Prior to action having been commenced against the insured Brelih, he had received emails from the claimants’ solicitors, indicating that the claimants were thinking about commencing an action against Brelih. (The claim seems to have something to do with a real estate transaction.)
At the time the emails were received, in early 2004, Brelih had a claims-made policy with St. Paul. In September of that year, coverage was with Lloyd’s, again on a claims-made basis.
It was not until June, 2005, when Brelih was served with a statement of claim, that he reported the matter to his insurer (Lloyd’s). It denied the claim on the basis that the events giving rise to the claim had occurred before the inception of the policy and Brelih was aware of the potential claim during that time.
So, Brelih reported the claim to his former insurer, St.
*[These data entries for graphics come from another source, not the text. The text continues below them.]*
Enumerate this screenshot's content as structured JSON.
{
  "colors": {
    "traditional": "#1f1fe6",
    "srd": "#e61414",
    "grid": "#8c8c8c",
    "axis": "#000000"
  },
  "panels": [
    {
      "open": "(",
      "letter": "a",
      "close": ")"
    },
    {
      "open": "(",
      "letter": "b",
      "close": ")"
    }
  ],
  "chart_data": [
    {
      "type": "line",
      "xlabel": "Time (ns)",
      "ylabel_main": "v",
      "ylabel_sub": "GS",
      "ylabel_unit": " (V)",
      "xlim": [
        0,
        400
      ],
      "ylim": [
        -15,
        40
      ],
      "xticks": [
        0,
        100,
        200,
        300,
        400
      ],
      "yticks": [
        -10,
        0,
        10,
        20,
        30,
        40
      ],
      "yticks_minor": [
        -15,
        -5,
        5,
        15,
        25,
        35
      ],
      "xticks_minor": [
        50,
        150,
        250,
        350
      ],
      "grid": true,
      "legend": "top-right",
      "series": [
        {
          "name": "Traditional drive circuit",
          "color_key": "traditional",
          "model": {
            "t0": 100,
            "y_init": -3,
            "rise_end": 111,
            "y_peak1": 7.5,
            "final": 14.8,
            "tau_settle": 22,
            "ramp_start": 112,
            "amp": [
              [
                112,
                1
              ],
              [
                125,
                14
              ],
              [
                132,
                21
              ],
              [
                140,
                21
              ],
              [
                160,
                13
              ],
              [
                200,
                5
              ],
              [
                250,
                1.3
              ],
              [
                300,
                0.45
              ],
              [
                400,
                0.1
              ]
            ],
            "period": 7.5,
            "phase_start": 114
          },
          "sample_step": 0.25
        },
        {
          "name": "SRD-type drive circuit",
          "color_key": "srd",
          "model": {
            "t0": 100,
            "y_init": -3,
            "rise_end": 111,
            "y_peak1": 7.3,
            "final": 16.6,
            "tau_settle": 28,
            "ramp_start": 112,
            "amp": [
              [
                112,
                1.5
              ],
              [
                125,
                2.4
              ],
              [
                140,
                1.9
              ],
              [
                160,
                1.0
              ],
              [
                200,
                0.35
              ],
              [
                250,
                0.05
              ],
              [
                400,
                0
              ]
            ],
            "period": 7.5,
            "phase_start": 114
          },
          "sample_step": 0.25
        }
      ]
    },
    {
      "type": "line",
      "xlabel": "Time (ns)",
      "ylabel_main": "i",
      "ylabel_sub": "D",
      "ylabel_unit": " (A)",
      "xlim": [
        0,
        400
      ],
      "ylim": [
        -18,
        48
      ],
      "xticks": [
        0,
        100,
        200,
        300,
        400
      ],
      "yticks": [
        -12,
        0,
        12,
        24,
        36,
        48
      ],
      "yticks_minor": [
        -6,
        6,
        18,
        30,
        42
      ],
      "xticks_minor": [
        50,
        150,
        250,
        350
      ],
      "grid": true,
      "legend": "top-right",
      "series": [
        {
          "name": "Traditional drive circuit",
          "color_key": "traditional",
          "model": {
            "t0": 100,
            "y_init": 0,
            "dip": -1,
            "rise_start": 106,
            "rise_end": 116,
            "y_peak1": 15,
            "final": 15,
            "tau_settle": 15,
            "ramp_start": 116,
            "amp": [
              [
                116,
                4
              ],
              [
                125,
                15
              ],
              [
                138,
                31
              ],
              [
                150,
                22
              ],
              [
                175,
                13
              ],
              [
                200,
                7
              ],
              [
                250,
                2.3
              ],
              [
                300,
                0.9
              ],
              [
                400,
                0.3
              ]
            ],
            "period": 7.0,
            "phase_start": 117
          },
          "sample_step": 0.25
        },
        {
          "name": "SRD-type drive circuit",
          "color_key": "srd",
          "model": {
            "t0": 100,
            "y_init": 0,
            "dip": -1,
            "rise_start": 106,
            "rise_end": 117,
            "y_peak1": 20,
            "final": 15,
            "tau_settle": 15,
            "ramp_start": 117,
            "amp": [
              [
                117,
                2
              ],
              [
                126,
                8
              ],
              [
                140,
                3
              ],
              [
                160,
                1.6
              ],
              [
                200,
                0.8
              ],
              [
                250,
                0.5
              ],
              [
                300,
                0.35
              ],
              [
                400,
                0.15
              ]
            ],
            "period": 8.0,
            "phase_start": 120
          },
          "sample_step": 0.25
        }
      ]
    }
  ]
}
Paul’s. It too denied, on the basis that the report of the claim had come after its policy had ended.
Justice Lax held that there was no coverage under either policy and that relief from forfeiture was not available under s. 129 of the Insurance Act.
She ruled that these were were “claims made and reported” policies, in which “the event triggering coverage is notice”. She said that notice was “a condition precedent to the availability of rights under the policy”.
Justice Lax relied on a 1998 Court of Appeal decision in Stuart v. Hutchins.
In January, 2006, the Supreme Court of Canada heard argument in another case that involved claims-made policies. The case was The Jesuit Fathers of Upper Canada v. Guardian Insurance et al. So, the law pertaining to claims-made policies of insurance may undergo further refinement when the Supreme Court hands down its decision in that case.